The CEO of a robotics firm says an “exosuit” developed to aid patients recovering from stroke can also be used to help MS patients maintain their mobility.
A new robotic “exoskeleton” has been shown to help stroke patients, and now its developers say they expect it to benefit patients with multiple sclerosis (MS), too.
Researchers from Boston University and Harvard University have published a study showing that a soft-suit exoskeleton developed at Harvard’s Wyss Institute for Biologically Inspired Engineering provided significant assistance to patients with impaired walking due to stroke.
In tests on treadmills and on the ground, the suit “reduced interlimb propulsion asymmetry, increased ankle dorsiflexion, and reduced the energy required to walk,” the authors wrote.
“Exosuits” have already been approved by the US Food and Drug Administration (FDA) to assist paraplegics, but the new study suggests the system could have benefits for patients across a wide variety of therapeutic areas.
The exosuit works by transmitting power to key joints in the legs. The cables that power the system are built into a fabric-based design that minimizes bulkiness and discomfort.
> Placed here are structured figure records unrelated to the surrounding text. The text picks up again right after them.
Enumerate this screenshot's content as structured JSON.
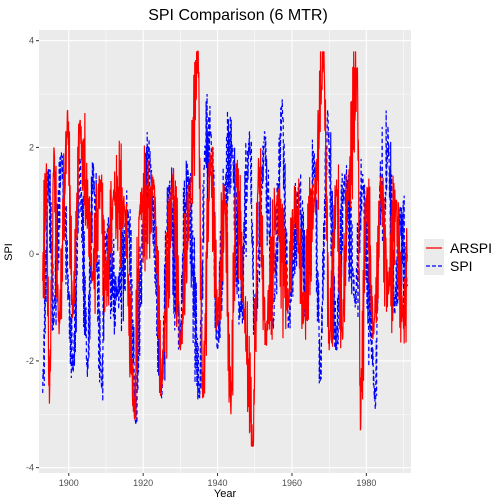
{
  "chart_data": {
    "type": "line",
    "title": "SPI Comparison (6 MTR)",
    "xlabel": "Year",
    "ylabel": "SPI",
    "xlim": [
      1892,
      1992
    ],
    "ylim": [
      -4.1,
      4.2
    ],
    "x_ticks": [
      1900,
      1920,
      1940,
      1960,
      1980
    ],
    "y_ticks": [
      -4,
      -2,
      0,
      2,
      4
    ],
    "grid": true,
    "legend_position": "right",
    "x_start": 1893,
    "x_end": 1991,
    "series": [
      {
        "name": "ARSPI",
        "color": "#ff0000",
        "dash": "solid",
        "peaks": [
          [
            1893.0,
            -0.5
          ],
          [
            1894.0,
            1.7
          ],
          [
            1894.8,
            -2.8
          ],
          [
            1896.0,
            2.0
          ],
          [
            1897.4,
            -1.5
          ],
          [
            1899.7,
            2.7
          ],
          [
            1901.0,
            -1.2
          ],
          [
            1903.0,
            2.5
          ],
          [
            1906.4,
            -0.5
          ],
          [
            1908.6,
            1.4
          ],
          [
            1910.0,
            -0.6
          ],
          [
            1912.0,
            1.1
          ],
          [
            1915.0,
            0.9
          ],
          [
            1917.7,
            -3.1
          ],
          [
            1919.0,
            0.8
          ],
          [
            1923.0,
            1.3
          ],
          [
            1925.0,
            -2.5
          ],
          [
            1928.0,
            1.5
          ],
          [
            1930.0,
            -1.8
          ],
          [
            1932.6,
            1.0
          ],
          [
            1934.8,
            3.9
          ],
          [
            1936.0,
            -2.7
          ],
          [
            1938.0,
            1.9
          ],
          [
            1940.0,
            -1.3
          ],
          [
            1942.0,
            1.1
          ],
          [
            1943.6,
            -3.0
          ],
          [
            1945.0,
            1.7
          ],
          [
            1947.0,
            -0.9
          ],
          [
            1949.6,
            -3.7
          ],
          [
            1951.0,
            1.8
          ],
          [
            1953.0,
            -1.7
          ],
          [
            1956.0,
            1.1
          ],
          [
            1959.0,
            -1.0
          ],
          [
            1961.0,
            1.1
          ],
          [
            1963.0,
            -1.3
          ],
          [
            1966.0,
            1.0
          ],
          [
            1968.6,
            3.8
          ],
          [
            1970.0,
            -1.8
          ],
          [
            1972.0,
            1.4
          ],
          [
            1973.6,
            -1.6
          ],
          [
            1975.0,
            1.2
          ],
          [
            1977.6,
            3.5
          ],
          [
            1978.4,
            -3.3
          ],
          [
            1980.0,
            1.1
          ],
          [
            1982.0,
            -1.5
          ],
          [
            1984.0,
            1.3
          ],
          [
            1986.0,
            -0.7
          ],
          [
            1988.0,
            1.0
          ],
          [
            1990.0,
            -1.4
          ],
          [
            1991.0,
            0.0
          ]
        ]
      },
      {
        "name": "SPI",
        "color": "#0000ff",
        "dash": "dashed",
        "peaks": [
          [
            1893.0,
            -2.6
          ],
          [
            1894.5,
            1.6
          ],
          [
            1896.0,
            -1.3
          ],
          [
            1898.0,
            1.9
          ],
          [
            1900.0,
            -0.8
          ],
          [
            1901.2,
            -2.2
          ],
          [
            1903.0,
            1.8
          ],
          [
            1905.0,
            -2.3
          ],
          [
            1906.6,
            1.7
          ],
          [
            1908.8,
            -2.5
          ],
          [
            1910.0,
            0.3
          ],
          [
            1913.0,
            -0.8
          ],
          [
            1916.0,
            0.8
          ],
          [
            1918.0,
            -3.2
          ],
          [
            1920.0,
            0.7
          ],
          [
            1922.0,
            1.7
          ],
          [
            1925.0,
            -2.7
          ],
          [
            1927.0,
            1.3
          ],
          [
            1930.0,
            -1.6
          ],
          [
            1932.0,
            1.6
          ],
          [
            1935.2,
            -2.7
          ],
          [
            1936.5,
            1.9
          ],
          [
            1938.2,
            2.3
          ],
          [
            1940.0,
            -1.8
          ],
          [
            1942.0,
            1.3
          ],
          [
            1944.0,
            2.0
          ],
          [
            1946.0,
            -1.2
          ],
          [
            1948.6,
            2.3
          ],
          [
            1950.0,
            -1.5
          ],
          [
            1952.6,
            2.3
          ],
          [
            1955.0,
            -1.4
          ],
          [
            1957.4,
            2.9
          ],
          [
            1959.0,
            -1.4
          ],
          [
            1962.0,
            1.3
          ],
          [
            1964.0,
            -1.2
          ],
          [
            1966.0,
            1.9
          ],
          [
            1967.6,
            -2.4
          ],
          [
            1969.6,
            2.7
          ],
          [
            1972.0,
            -1.8
          ],
          [
            1974.0,
            1.4
          ],
          [
            1977.0,
            -1.0
          ],
          [
            1979.0,
            1.5
          ],
          [
            1982.4,
            -2.9
          ],
          [
            1983.6,
            1.3
          ],
          [
            1985.0,
            0.5
          ],
          [
            1985.8,
            2.4
          ],
          [
            1987.6,
            -1.1
          ],
          [
            1989.0,
            0.8
          ],
          [
            1991.0,
            -0.6
          ]
        ]
      }
    ]
  }
}
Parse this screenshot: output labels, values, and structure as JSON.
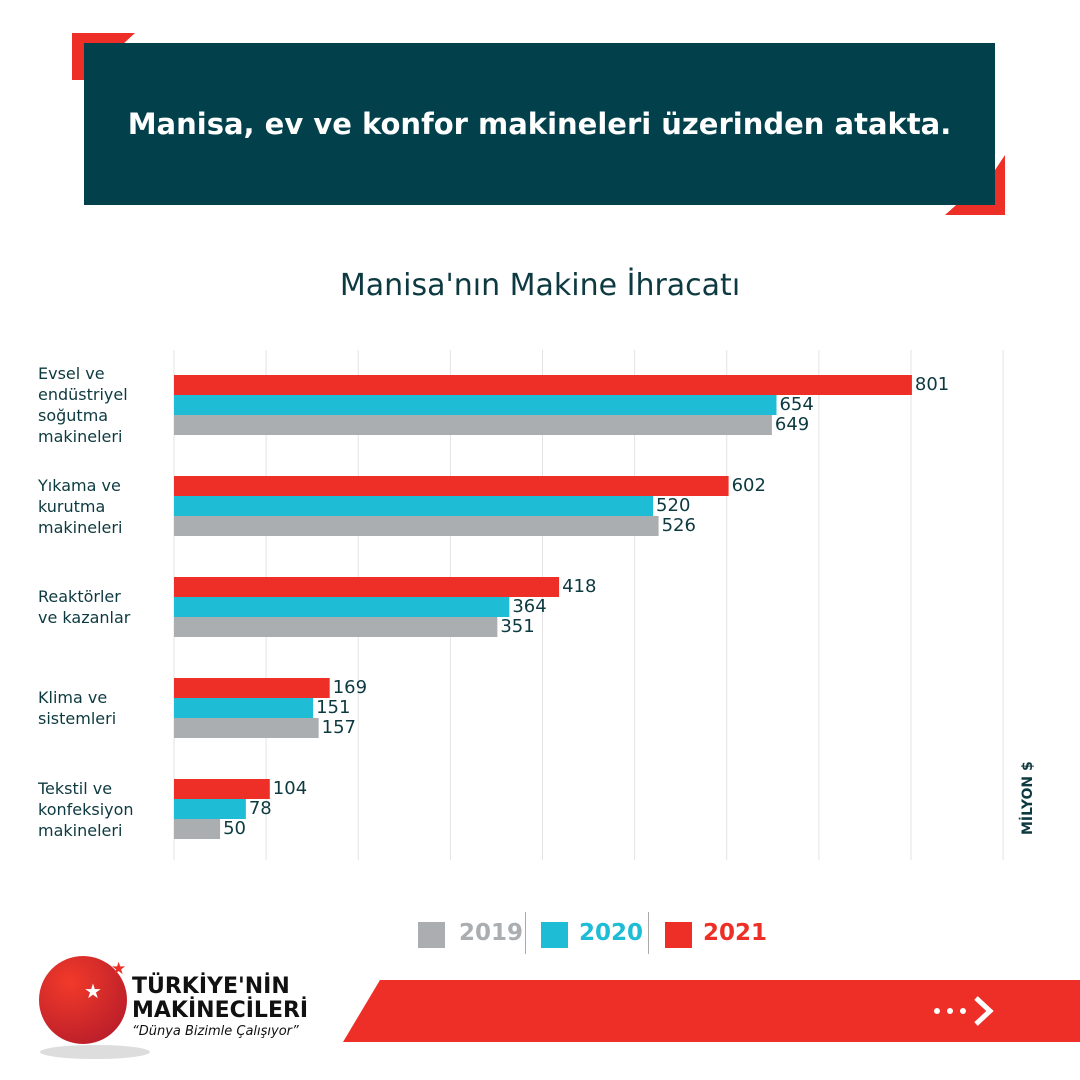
{
  "header": {
    "headline": "Manisa, ev ve konfor makineleri üzerinden atakta."
  },
  "colors": {
    "header_bg": "#02414b",
    "accent_red": "#ee2f27",
    "y2019": "#abaeb1",
    "y2020": "#1fbcd6",
    "y2021": "#ee2f27",
    "text": "#0d3a40"
  },
  "chart_data": {
    "type": "bar",
    "orientation": "horizontal",
    "title": "Manisa'nın Makine İhracatı",
    "unit_label": "MİLYON $",
    "categories": [
      [
        "Evsel ve",
        "endüstriyel",
        "soğutma",
        "makineleri"
      ],
      [
        "Yıkama ve",
        "kurutma",
        "makineleri"
      ],
      [
        "Reaktörler",
        "ve kazanlar"
      ],
      [
        "Klima ve",
        "sistemleri"
      ],
      [
        "Tekstil ve",
        "konfeksiyon",
        "makineleri"
      ]
    ],
    "series": [
      {
        "name": "2021",
        "color": "#ee2f27",
        "values": [
          801,
          602,
          418,
          169,
          104
        ]
      },
      {
        "name": "2020",
        "color": "#1fbcd6",
        "values": [
          654,
          520,
          364,
          151,
          78
        ]
      },
      {
        "name": "2019",
        "color": "#abaeb1",
        "values": [
          649,
          526,
          351,
          157,
          50
        ]
      }
    ],
    "xlim": [
      0,
      900
    ],
    "grid": true,
    "grid_step": 100,
    "legend_placement": "bottom"
  },
  "legend": [
    "2019",
    "2020",
    "2021"
  ],
  "footer": {
    "logo_line1": "TÜRKİYE'NİN",
    "logo_line2": "MAKİNECİLERİ",
    "slogan": "“Dünya Bizimle Çalışıyor”",
    "arrow_icon": "dots-chevron-right"
  }
}
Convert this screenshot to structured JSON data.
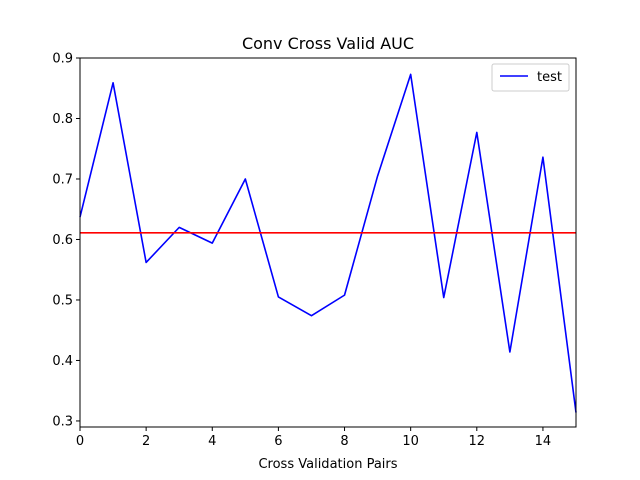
{
  "chart_data": {
    "type": "line",
    "title": "Conv Cross Valid AUC",
    "xlabel": "Cross Validation Pairs",
    "ylabel": "",
    "xlim": [
      0,
      15
    ],
    "ylim": [
      0.29,
      0.9
    ],
    "xticks": [
      0,
      2,
      4,
      6,
      8,
      10,
      12,
      14
    ],
    "yticks": [
      0.3,
      0.4,
      0.5,
      0.6,
      0.7,
      0.8,
      0.9
    ],
    "xtick_labels": [
      "0",
      "2",
      "4",
      "6",
      "8",
      "10",
      "12",
      "14"
    ],
    "ytick_labels": [
      "0.3",
      "0.4",
      "0.5",
      "0.6",
      "0.7",
      "0.8",
      "0.9"
    ],
    "grid": false,
    "legend_placement": "top-right",
    "series": [
      {
        "name": "test",
        "color": "#0000ff",
        "x": [
          0,
          1,
          2,
          3,
          4,
          5,
          6,
          7,
          8,
          9,
          10,
          11,
          12,
          13,
          14,
          15
        ],
        "values": [
          0.637,
          0.859,
          0.562,
          0.62,
          0.594,
          0.7,
          0.505,
          0.474,
          0.508,
          0.705,
          0.873,
          0.504,
          0.777,
          0.414,
          0.736,
          0.314
        ]
      }
    ],
    "reference_line": {
      "y": 0.611,
      "color": "#ff0000"
    }
  }
}
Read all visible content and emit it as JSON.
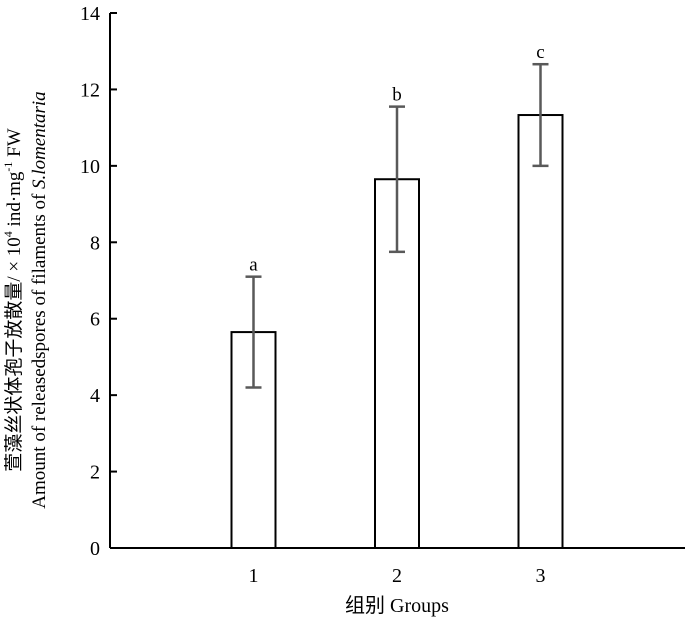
{
  "chart_data": {
    "type": "bar",
    "xlabel": "组别 Groups",
    "ylabel": {
      "line1": "萱藻丝状体孢子放散量/ × 10",
      "line1_sup": "4",
      "line1_mid": " ind·mg",
      "line1_sup2": "-1",
      "line1_end": " FW",
      "line2_prefix": "Amount of releasedspores of filaments of ",
      "line2_italic": "S.lomentaria"
    },
    "categories": [
      "1",
      "2",
      "3"
    ],
    "values": [
      5.65,
      9.65,
      11.33
    ],
    "errors": [
      1.45,
      1.9,
      1.33
    ],
    "significance": [
      "a",
      "b",
      "c"
    ],
    "ylim": [
      0,
      14
    ],
    "yticks": [
      "0",
      "2",
      "4",
      "6",
      "8",
      "10",
      "12",
      "14"
    ],
    "grid": false,
    "legend": "none"
  }
}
The prototype used in the study is being commercialized by ReWalk Robotics Ltd., which has headquarters in the US, Israel, and Germany. The 16-year-old company that was originally launched with the goal of helping patients with spinal cord injuries.
Larry Jasinski (pictured), chief executive officer of ReWalk, said that after commercializing the product for patients recovering from stroke, the company’s next target will be the MS market.
“We have identified MS as a second target application through the guidance of multiple physicians who reviewed the technology,” Jasinski said. “Our collaboration with the Wyss Institute is primarily focused on fundamental research regarding clinical need and design approaches for each of these areas. ReWalk will seek to develop the most promising elements from this research into commercial designs.”
Jasinski said other potential applications include Parkinson’s disease, cerebral palsy, and assistance for the elderly.
The research has had an interdisciplinary flavor, with engineers, designers, and biomechanists working alongside physical therapists, physicians, and patients to develop and optimize the technology.
In launching the stroke study, the authors noted that many stroke patients are prescribed ankle-foot orthoses that offer passive assistance but often leave patients with considerable impairment. The study aimed to find out whether a more active system that supplements the body’s own remaining strength and movement could improve walking more quickly. The data showed that it could.
As for MS patients, Jasinski said an initial clinical assessment indicates that the current design created for stroke patients will also benefit patients with MS.
“We also have the technical ability to make this bilateral and to actuate motion at both the hips and ankles,” Jasinski said. “We believe this may have be a technology that can be used as an ongoing aid for many years during the progression of the disease.”
It’s not known whether the use of such a device could actually slow the progression of disease or reduce disease-associated impairment, but Jasinski said those questions will be a key element of the company’s research going forward.
The study, “A soft robotic exosuit improves walking in patients after stroke,” was published online in Science Translational Medicine last month.